Как все было - Барнс Джулиан Патрик 15 стр.


— Да, но просматриваются ясные параллели, Стюарт. И финансы, и любовь свободно перемещаются, невзирая на то, что приходится при этом оставлять. В любви тоже есть и выплаты отступного, и отчуждаемые активы, и обесцененные обязательства. Любовь поднимается и падает в цене, как всякая валюта. И доверие — главный ключ к ее поддержанию.

Учти также элемент удачи. Ты сам мне когда-то рассказывал, что крупному предпринимателю нужны не только смелость и проницательность, но также и везение. Разве тебе не повезло, что ты первым познакомился тогда с Джил в «Черинг-Кросс отеле», а мне разве не повезло, что тебе повезло с ней познакомиться?

Деньги, насколько я понимаю, — вещь с моральной точки зрения нейтральная. Их можно употребить на благо, а можно во зло. Можно осуждать тех, кто ворочает деньгами, как можно осуждать и тех, кто владеет любовью. Но не сами эти вещи.

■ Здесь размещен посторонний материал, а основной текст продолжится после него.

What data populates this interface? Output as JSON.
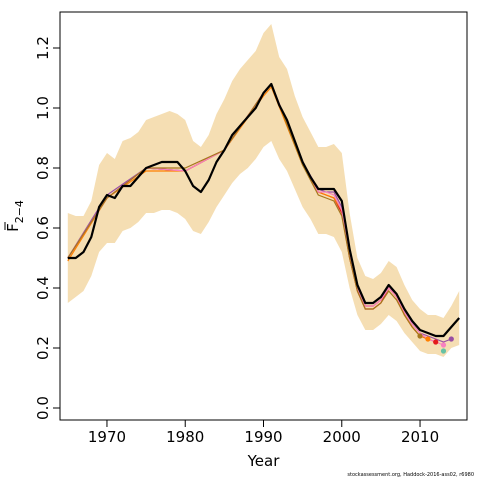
{
  "chart_data": {
    "type": "line",
    "xlabel": "Year",
    "ylabel": "F",
    "ylabel_subscript": "2−4",
    "xlim": [
      1964,
      2016
    ],
    "ylim": [
      -0.04,
      1.32
    ],
    "x_ticks": [
      1970,
      1980,
      1990,
      2000,
      2010
    ],
    "y_ticks": [
      0.0,
      0.2,
      0.4,
      0.6,
      0.8,
      1.0,
      1.2
    ],
    "y_tick_labels": [
      "0.0",
      "0.2",
      "0.4",
      "0.6",
      "0.8",
      "1.0",
      "1.2"
    ],
    "band_color": "#f5deb3",
    "grid": false,
    "band": {
      "x": [
        1965,
        1966,
        1967,
        1968,
        1969,
        1970,
        1971,
        1972,
        1973,
        1974,
        1975,
        1976,
        1977,
        1978,
        1979,
        1980,
        1981,
        1982,
        1983,
        1984,
        1985,
        1986,
        1987,
        1988,
        1989,
        1990,
        1991,
        1992,
        1993,
        1994,
        1995,
        1996,
        1997,
        1998,
        1999,
        2000,
        2001,
        2002,
        2003,
        2004,
        2005,
        2006,
        2007,
        2008,
        2009,
        2010,
        2011,
        2012,
        2013,
        2014,
        2015
      ],
      "lower": [
        0.35,
        0.37,
        0.39,
        0.44,
        0.52,
        0.55,
        0.55,
        0.59,
        0.6,
        0.62,
        0.65,
        0.65,
        0.66,
        0.66,
        0.65,
        0.63,
        0.59,
        0.58,
        0.62,
        0.67,
        0.71,
        0.75,
        0.78,
        0.8,
        0.83,
        0.87,
        0.89,
        0.83,
        0.79,
        0.73,
        0.67,
        0.63,
        0.58,
        0.58,
        0.57,
        0.52,
        0.4,
        0.31,
        0.26,
        0.26,
        0.28,
        0.31,
        0.29,
        0.25,
        0.22,
        0.19,
        0.18,
        0.18,
        0.17,
        0.2,
        0.21
      ],
      "upper": [
        0.65,
        0.64,
        0.64,
        0.69,
        0.81,
        0.85,
        0.83,
        0.89,
        0.9,
        0.92,
        0.96,
        0.97,
        0.98,
        0.99,
        0.98,
        0.96,
        0.89,
        0.87,
        0.91,
        0.98,
        1.03,
        1.09,
        1.13,
        1.16,
        1.19,
        1.25,
        1.28,
        1.17,
        1.13,
        1.04,
        0.97,
        0.92,
        0.87,
        0.87,
        0.88,
        0.85,
        0.65,
        0.5,
        0.44,
        0.43,
        0.45,
        0.49,
        0.47,
        0.41,
        0.36,
        0.33,
        0.31,
        0.31,
        0.3,
        0.34,
        0.39
      ]
    },
    "main_series": {
      "color": "#000000",
      "x": [
        1965,
        1966,
        1967,
        1968,
        1969,
        1970,
        1971,
        1972,
        1973,
        1974,
        1975,
        1976,
        1977,
        1978,
        1979,
        1980,
        1981,
        1982,
        1983,
        1984,
        1985,
        1986,
        1987,
        1988,
        1989,
        1990,
        1991,
        1992,
        1993,
        1994,
        1995,
        1996,
        1997,
        1998,
        1999,
        2000,
        2001,
        2002,
        2003,
        2004,
        2005,
        2006,
        2007,
        2008,
        2009,
        2010,
        2011,
        2012,
        2013,
        2014,
        2015
      ],
      "y": [
        0.5,
        0.5,
        0.52,
        0.57,
        0.67,
        0.71,
        0.7,
        0.74,
        0.74,
        0.77,
        0.8,
        0.81,
        0.82,
        0.82,
        0.82,
        0.79,
        0.74,
        0.72,
        0.76,
        0.82,
        0.86,
        0.91,
        0.94,
        0.97,
        1.0,
        1.05,
        1.08,
        1.01,
        0.96,
        0.89,
        0.82,
        0.77,
        0.73,
        0.73,
        0.73,
        0.69,
        0.53,
        0.41,
        0.35,
        0.35,
        0.37,
        0.41,
        0.38,
        0.33,
        0.29,
        0.26,
        0.25,
        0.24,
        0.24,
        0.27,
        0.3
      ]
    },
    "retro_series": [
      {
        "color": "#e41a1c",
        "x": [
          1965,
          1970,
          1975,
          1980,
          1985,
          1990,
          1991,
          1995,
          1997,
          1998,
          1999,
          2000,
          2001,
          2002,
          2003,
          2004,
          2005,
          2006,
          2007,
          2008,
          2009,
          2010,
          2011,
          2012
        ],
        "y": [
          0.5,
          0.7,
          0.8,
          0.79,
          0.86,
          1.05,
          1.08,
          0.82,
          0.72,
          0.71,
          0.7,
          0.65,
          0.5,
          0.39,
          0.33,
          0.33,
          0.35,
          0.4,
          0.37,
          0.31,
          0.27,
          0.24,
          0.23,
          0.22
        ]
      },
      {
        "color": "#984ea3",
        "x": [
          1965,
          1970,
          1975,
          1980,
          1985,
          1990,
          1991,
          1995,
          1997,
          1998,
          1999,
          2000,
          2001,
          2002,
          2003,
          2004,
          2005,
          2006,
          2007,
          2008,
          2009,
          2010,
          2011,
          2012,
          2013,
          2014
        ],
        "y": [
          0.5,
          0.71,
          0.8,
          0.79,
          0.86,
          1.05,
          1.08,
          0.82,
          0.73,
          0.72,
          0.72,
          0.67,
          0.52,
          0.4,
          0.34,
          0.34,
          0.36,
          0.4,
          0.38,
          0.32,
          0.28,
          0.25,
          0.24,
          0.23,
          0.22,
          0.23
        ]
      },
      {
        "color": "#ff7f00",
        "x": [
          1965,
          1970,
          1975,
          1980,
          1985,
          1990,
          1991,
          1995,
          1997,
          1998,
          1999,
          2000,
          2001,
          2002,
          2003,
          2004,
          2005,
          2006,
          2007,
          2008,
          2009,
          2010,
          2011
        ],
        "y": [
          0.49,
          0.7,
          0.79,
          0.79,
          0.86,
          1.04,
          1.07,
          0.81,
          0.72,
          0.71,
          0.7,
          0.66,
          0.51,
          0.4,
          0.34,
          0.34,
          0.36,
          0.4,
          0.37,
          0.31,
          0.27,
          0.24,
          0.23
        ]
      },
      {
        "color": "#f781bf",
        "x": [
          1965,
          1970,
          1975,
          1980,
          1985,
          1990,
          1991,
          1995,
          1997,
          1998,
          1999,
          2000,
          2001,
          2002,
          2003,
          2004,
          2005,
          2006,
          2007,
          2008,
          2009,
          2010,
          2011,
          2012,
          2013
        ],
        "y": [
          0.5,
          0.7,
          0.8,
          0.79,
          0.86,
          1.05,
          1.08,
          0.82,
          0.72,
          0.72,
          0.71,
          0.66,
          0.51,
          0.4,
          0.34,
          0.34,
          0.36,
          0.4,
          0.37,
          0.32,
          0.28,
          0.25,
          0.23,
          0.22,
          0.21
        ]
      },
      {
        "color": "#a6761d",
        "x": [
          1965,
          1970,
          1975,
          1980,
          1985,
          1990,
          1991,
          1995,
          1997,
          1998,
          1999,
          2000,
          2001,
          2002,
          2003,
          2004,
          2005,
          2006,
          2007,
          2008,
          2009,
          2010
        ],
        "y": [
          0.5,
          0.7,
          0.8,
          0.8,
          0.86,
          1.05,
          1.08,
          0.81,
          0.71,
          0.7,
          0.69,
          0.64,
          0.5,
          0.39,
          0.33,
          0.33,
          0.35,
          0.39,
          0.36,
          0.31,
          0.27,
          0.24
        ]
      }
    ],
    "end_points": [
      {
        "x": 2010,
        "y": 0.24,
        "color": "#a6761d"
      },
      {
        "x": 2011,
        "y": 0.23,
        "color": "#ff7f00"
      },
      {
        "x": 2012,
        "y": 0.22,
        "color": "#e41a1c"
      },
      {
        "x": 2013,
        "y": 0.19,
        "color": "#66c2a5"
      },
      {
        "x": 2013,
        "y": 0.21,
        "color": "#f781bf"
      },
      {
        "x": 2014,
        "y": 0.23,
        "color": "#984ea3"
      }
    ]
  },
  "footer_text": "stockassessment.org, Haddock-2016-ass02, r6980"
}
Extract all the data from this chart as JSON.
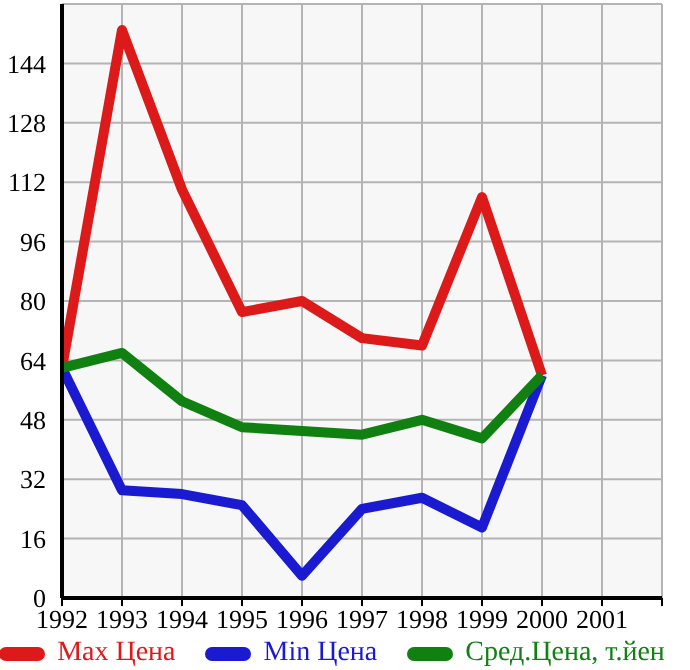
{
  "chart_data": {
    "type": "line",
    "x": [
      1992,
      1993,
      1994,
      1995,
      1996,
      1997,
      1998,
      1999,
      2000
    ],
    "series": [
      {
        "name": "Max Цена",
        "color": "#dd1a1a",
        "values": [
          62,
          153,
          110,
          77,
          80,
          70,
          68,
          108,
          60
        ]
      },
      {
        "name": "Min Цена",
        "color": "#1a1ad0",
        "values": [
          62,
          29,
          28,
          25,
          6,
          24,
          27,
          19,
          60
        ]
      },
      {
        "name": "Сред.Цена, т.йен",
        "color": "#108010",
        "values": [
          62,
          66,
          53,
          46,
          45,
          44,
          48,
          43,
          60
        ]
      }
    ],
    "xlim": [
      1992,
      2002
    ],
    "xticks": [
      1992,
      1993,
      1994,
      1995,
      1996,
      1997,
      1998,
      1999,
      2000,
      2001,
      {
        "value": 2002,
        "label": null
      }
    ],
    "ylim": [
      0,
      160
    ],
    "yticks": [
      0,
      16,
      32,
      48,
      64,
      80,
      96,
      112,
      128,
      144,
      {
        "value": 160,
        "label": null
      }
    ],
    "grid": true,
    "legend": "bottom",
    "marker": "none",
    "line_style": "solid"
  }
}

Он как будто бы уже не так внимательно ко мне прислушивался, и я решил, что пора подвести итог, чтобы он не отвлекся окончательно. Для ясности я разлил по нашим двум рюмкам остаток виски и сказал в заключение:

— Рыночный фактор, Стю, вот с чем тебе приходится считаться. Я намерен ее у тебя перекупить. Я выиграю тендер. Ты сможешь остаться на роли номинального директора, иначе говоря — друга, но боюсь, казенный автомобиль с шофером придется возвратить.

Само собой, я сознаю парадоксальность ситуации не хуже тебя. Ты, дитя рынка, стараешься выгородить для себя домашний участок жизни, отстаиваешь его неподвластность могучим силам, с которыми ты имеешь дело каждый божий день, с 9 утра до 5 вечера. А я, классический… как бы это сказать?.. гуманитарий с артистическими наклонностями и романтической душой, со своей стороны, вынужден признать, что человеческие чувства не подчиняются правилам поведения, изложенным в изысканной книге придворного этикета, а мятутся, послушные порывам, настоящим ураганам, бушующим на рыночной площади.

Приблизительно в это время и произошел неприятный инцидент. Стюарт, помнится, протянул мне огонек — прикурить (да, я знаю, но в минуты стресса никотиновый рецидив как-то напрашивается), почему-то мы оба встали и при этом со всей силой столкнулись головами, так что прямо искры из глаз. Хорошо еще, что у Стюарта были линзы, а то очки бы разлетелись вдребезги.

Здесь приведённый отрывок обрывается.